Editor’s note: This is the first in a four-part series on the various types of officers from the Phoenix Police Department assigned to protect Ahwatukee Foothills. Part two on patrol officers will appear Friday, May 14, or visit


For Phoenix Police Officer Mike Leon his days at Altadeña Middle School are made up of little things: looking to see if someone is lurking off the school grounds on Desert Foothills Parkway, watching for a student who suddenly seems withdrawn and depressed and taking the time to listen to students who need to talk.

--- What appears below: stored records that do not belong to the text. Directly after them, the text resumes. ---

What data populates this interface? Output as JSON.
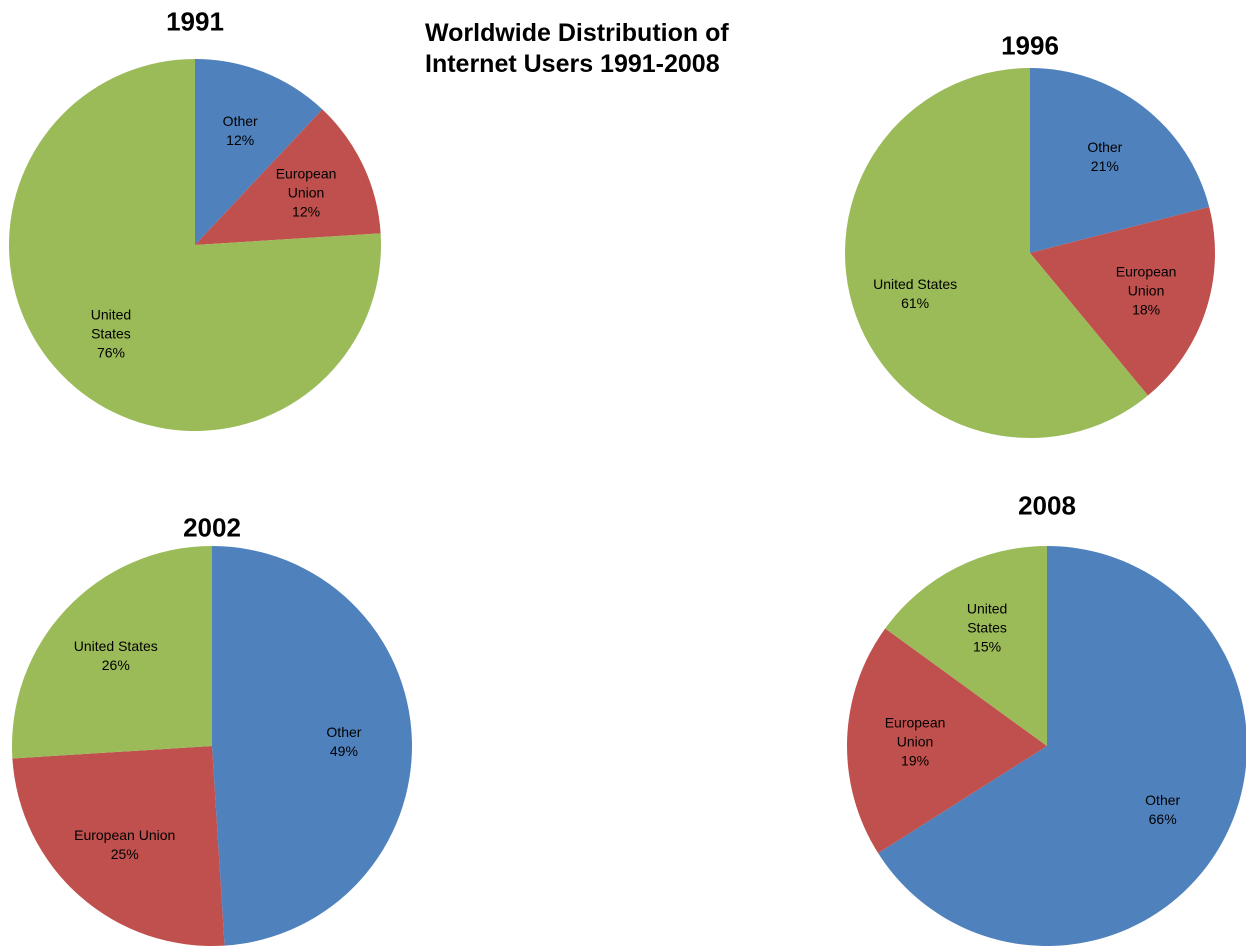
{
  "title": "Worldwide Distribution of Internet Users 1991-2008",
  "chart_data": [
    {
      "type": "pie",
      "title": "1991",
      "categories": [
        "Other",
        "European Union",
        "United States"
      ],
      "values": [
        12,
        12,
        76
      ],
      "value_labels": [
        "12%",
        "12%",
        "76%"
      ],
      "colors": [
        "#4f81bd",
        "#c0504d",
        "#9bbb59"
      ]
    },
    {
      "type": "pie",
      "title": "1996",
      "categories": [
        "Other",
        "European Union",
        "United States"
      ],
      "values": [
        21,
        18,
        61
      ],
      "value_labels": [
        "21%",
        "18%",
        "61%"
      ],
      "colors": [
        "#4f81bd",
        "#c0504d",
        "#9bbb59"
      ]
    },
    {
      "type": "pie",
      "title": "2002",
      "categories": [
        "Other",
        "European Union",
        "United States"
      ],
      "values": [
        49,
        25,
        26
      ],
      "value_labels": [
        "49%",
        "25%",
        "26%"
      ],
      "colors": [
        "#4f81bd",
        "#c0504d",
        "#9bbb59"
      ]
    },
    {
      "type": "pie",
      "title": "2008",
      "categories": [
        "Other",
        "European Union",
        "United States"
      ],
      "values": [
        66,
        19,
        15
      ],
      "value_labels": [
        "66%",
        "19%",
        "15%"
      ],
      "colors": [
        "#4f81bd",
        "#c0504d",
        "#9bbb59"
      ]
    }
  ]
}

As he watches students being dropped off in the morning and picked up in the afternoon, he surveys the swirl of activity, just in case a child custody battle or some other disagreement ends up on the school’s steps.

And in this post-Columbine era, he has no illusions when it comes to violence and schools.

"I know I’ll be the first targeted because I’m a threat," Leon said as if it’s no big deal.

Welcome to the world of the School Resource Officer, where regular police officers – Leon is a 24-year veteran of the department – are assigned to each of the middle schools in Ahwatukee Foothills.

Their primary mission is simple: "Kids should come to school and feel safe – focus on academics and have a blast and not worry about safety: I’ll worry about that," Leon said.

But the assignment could be fading away.

Leon was an SRO at Mountain Pointe High School before the Tempe Union High School District lost a grant several years ago. Now, neither Mountain Pointe nor Desert Visa have SROs.

And he’s not sure what will happen after summer recess because the Arizona Legislature has cut funding for the school safety program state-wide, reducing the amount of money available for SROs by 40 percent.

The loss of SROs in Ahwatukee Foothills, and across the state, would be a blow to the schools, educators said.

"We very much appreciate school resource officers," said Nancy Dudenhoefer, a spokeswoman for the Kyrene School District. "They teach law-related curriculum; their presence deters children from doing things they shouldn’t do; and they are role models."

And if funding should dry up?

"We’ll have to look at alternatives," Dudenhoefer said.

Leon is typical of SROs in Ahwatukee Foothills and Arizona. He teaches 180 hours a year on civics and law (this year he is focusing on drugs and bullying), is often the first to instigate child abuse investigations, answers legal questions for students, parents and teachers, makes home visits and deals with truant students and their parents and provides information to other officers and detectives when it comes to students and their possible involvement in criminal activity.

And in his free time, Leon and all the SROs in Ahwatukee Foothills respond to hot traffic on the police radio that he carries everywhere.

"I’m ready to go," Leon said. He has helped search for gunmen near the school, been first to respond to collisions and is ready at a moment’s notice to jump into the squad car and respond to crimes in progress near the school.

"We’re a resource for the community and law enforcement," he said.